French firm New Wind has designed and built the “Wind Tree” as an unobtrusive and aesthetically pleasing way to introduce wind power into the city environment. The biomimetic design consists of a smooth trunk and several branches of whirling turbines. The individual turbines, painted green and dubbed “aeroleafs,” are vertical microgenerators that spin when blown on from any direction. According to New Wind, the aeroleaf produces no noise and no wind shear.
The trunk of the tree is smooth and houses all of the electronics and, reportedly, requires no permit to build, making it easy to integrate into city settings. Jérôme Michaud-Larivière has said that he sees the Wind Tree project as both public art and the civic infrastructure of the future.
Web Urbanist reports that a prototype has been installed in Paris and quotes New Wind as saying, “With 72 artificial leaves serving as micro-turbines spinning on a vertical axis, the Wind Tree is designed to harness more gentle winds. The developers say this can extend to breezes blowing as slowly as two meters per second, making the turbine useful across more than 280 days of the year. Its power output is calculated at 3.1 kilowatts.”
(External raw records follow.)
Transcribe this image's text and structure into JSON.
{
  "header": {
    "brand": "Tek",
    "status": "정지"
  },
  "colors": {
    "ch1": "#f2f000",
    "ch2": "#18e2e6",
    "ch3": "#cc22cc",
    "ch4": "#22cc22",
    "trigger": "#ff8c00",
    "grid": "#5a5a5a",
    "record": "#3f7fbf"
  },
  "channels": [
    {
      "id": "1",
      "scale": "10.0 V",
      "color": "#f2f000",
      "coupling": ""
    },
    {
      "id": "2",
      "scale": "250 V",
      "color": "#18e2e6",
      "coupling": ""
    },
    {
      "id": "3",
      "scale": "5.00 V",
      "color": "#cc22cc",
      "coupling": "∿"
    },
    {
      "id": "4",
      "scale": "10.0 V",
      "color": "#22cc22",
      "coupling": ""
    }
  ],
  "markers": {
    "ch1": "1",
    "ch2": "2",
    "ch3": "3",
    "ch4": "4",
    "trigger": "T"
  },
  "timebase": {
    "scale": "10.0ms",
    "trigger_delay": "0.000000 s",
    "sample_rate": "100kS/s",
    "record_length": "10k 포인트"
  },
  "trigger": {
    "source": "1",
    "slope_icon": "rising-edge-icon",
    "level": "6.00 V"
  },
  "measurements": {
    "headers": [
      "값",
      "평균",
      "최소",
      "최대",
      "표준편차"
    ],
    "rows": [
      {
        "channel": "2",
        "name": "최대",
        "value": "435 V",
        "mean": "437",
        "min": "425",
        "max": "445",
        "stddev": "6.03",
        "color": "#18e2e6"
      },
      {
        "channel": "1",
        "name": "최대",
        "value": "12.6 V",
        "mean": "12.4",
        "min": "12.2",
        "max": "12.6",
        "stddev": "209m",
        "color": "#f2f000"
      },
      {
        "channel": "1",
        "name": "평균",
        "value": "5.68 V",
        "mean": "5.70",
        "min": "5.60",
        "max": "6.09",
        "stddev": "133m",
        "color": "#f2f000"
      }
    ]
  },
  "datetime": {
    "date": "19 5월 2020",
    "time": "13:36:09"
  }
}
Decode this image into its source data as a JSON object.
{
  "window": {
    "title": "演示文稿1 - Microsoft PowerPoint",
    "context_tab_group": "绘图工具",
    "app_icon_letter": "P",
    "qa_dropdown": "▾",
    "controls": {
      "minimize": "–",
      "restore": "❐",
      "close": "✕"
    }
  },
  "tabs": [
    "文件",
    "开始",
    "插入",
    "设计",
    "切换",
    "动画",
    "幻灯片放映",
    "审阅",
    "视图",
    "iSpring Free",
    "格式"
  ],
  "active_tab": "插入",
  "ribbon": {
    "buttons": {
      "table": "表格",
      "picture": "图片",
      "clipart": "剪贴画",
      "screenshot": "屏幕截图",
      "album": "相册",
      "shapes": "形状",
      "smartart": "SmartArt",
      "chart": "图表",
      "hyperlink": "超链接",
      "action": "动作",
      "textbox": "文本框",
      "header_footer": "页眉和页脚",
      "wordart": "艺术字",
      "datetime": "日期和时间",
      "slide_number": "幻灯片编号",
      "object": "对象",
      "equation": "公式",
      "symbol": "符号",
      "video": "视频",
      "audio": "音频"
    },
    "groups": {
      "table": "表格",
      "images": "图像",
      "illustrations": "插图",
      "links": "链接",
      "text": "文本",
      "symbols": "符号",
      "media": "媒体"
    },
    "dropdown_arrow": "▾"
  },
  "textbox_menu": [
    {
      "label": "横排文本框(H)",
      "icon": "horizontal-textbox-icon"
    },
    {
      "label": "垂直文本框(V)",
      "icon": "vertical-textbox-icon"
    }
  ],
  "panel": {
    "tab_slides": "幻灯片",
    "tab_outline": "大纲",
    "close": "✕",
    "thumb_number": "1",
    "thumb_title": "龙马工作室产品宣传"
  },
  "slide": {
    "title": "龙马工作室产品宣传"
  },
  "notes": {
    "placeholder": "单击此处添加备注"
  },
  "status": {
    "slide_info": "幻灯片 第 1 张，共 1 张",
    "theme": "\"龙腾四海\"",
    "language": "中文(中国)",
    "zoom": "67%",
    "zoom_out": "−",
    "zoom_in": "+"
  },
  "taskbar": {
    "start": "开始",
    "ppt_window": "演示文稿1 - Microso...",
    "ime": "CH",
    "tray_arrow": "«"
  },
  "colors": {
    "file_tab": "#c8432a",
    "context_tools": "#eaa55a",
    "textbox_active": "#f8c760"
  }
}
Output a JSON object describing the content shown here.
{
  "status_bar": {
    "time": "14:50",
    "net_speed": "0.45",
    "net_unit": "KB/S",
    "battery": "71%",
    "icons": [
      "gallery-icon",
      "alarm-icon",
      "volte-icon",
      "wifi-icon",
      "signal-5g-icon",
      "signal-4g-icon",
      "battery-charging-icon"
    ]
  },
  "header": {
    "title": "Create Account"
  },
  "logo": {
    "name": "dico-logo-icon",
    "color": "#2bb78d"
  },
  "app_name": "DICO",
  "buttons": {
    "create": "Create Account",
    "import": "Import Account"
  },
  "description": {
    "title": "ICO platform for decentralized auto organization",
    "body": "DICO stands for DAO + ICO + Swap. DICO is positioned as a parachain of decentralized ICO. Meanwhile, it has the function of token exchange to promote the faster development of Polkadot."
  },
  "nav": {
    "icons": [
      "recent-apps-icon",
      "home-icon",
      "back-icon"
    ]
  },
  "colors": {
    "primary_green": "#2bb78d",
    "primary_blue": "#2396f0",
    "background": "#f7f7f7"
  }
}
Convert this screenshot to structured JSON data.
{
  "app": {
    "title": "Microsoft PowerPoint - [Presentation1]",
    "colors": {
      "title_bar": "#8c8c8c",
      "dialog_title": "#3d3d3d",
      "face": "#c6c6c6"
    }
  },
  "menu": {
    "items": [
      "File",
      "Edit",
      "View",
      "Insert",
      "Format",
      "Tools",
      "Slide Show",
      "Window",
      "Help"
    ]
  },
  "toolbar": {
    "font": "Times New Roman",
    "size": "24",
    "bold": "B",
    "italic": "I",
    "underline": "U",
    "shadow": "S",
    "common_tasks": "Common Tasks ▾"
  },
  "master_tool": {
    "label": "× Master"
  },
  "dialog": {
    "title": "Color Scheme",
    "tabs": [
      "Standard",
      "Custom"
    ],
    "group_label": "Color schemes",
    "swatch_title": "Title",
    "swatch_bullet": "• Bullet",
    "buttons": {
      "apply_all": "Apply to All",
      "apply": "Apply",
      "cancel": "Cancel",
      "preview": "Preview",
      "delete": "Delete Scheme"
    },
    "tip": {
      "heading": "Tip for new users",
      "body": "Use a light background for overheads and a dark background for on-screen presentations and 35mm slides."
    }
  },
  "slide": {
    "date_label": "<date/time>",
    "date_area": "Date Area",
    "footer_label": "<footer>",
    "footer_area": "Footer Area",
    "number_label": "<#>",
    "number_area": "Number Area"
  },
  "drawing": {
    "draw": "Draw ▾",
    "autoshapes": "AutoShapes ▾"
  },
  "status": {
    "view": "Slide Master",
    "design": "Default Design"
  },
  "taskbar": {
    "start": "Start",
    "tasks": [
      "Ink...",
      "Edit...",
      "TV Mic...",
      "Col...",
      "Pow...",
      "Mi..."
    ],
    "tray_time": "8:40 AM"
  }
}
At just 3.1 kW, the Wind Tree isn’t going to revolutionize the wind industry (offshore wind farms already achieved that last year), but they could be used to power public spaces such as gardens, parks, shopping centers and maybe one day charging stations for electronic vehicles. With enough interest from investors, New Wind has said that it could boost the Wind Tree’s electricity output by installing solar panels on its trunk and branches.
The company states that a single Wind Tree costs about $35,000 (American), is projected to last 25 years and can withstand storms of up to Class 3 levels.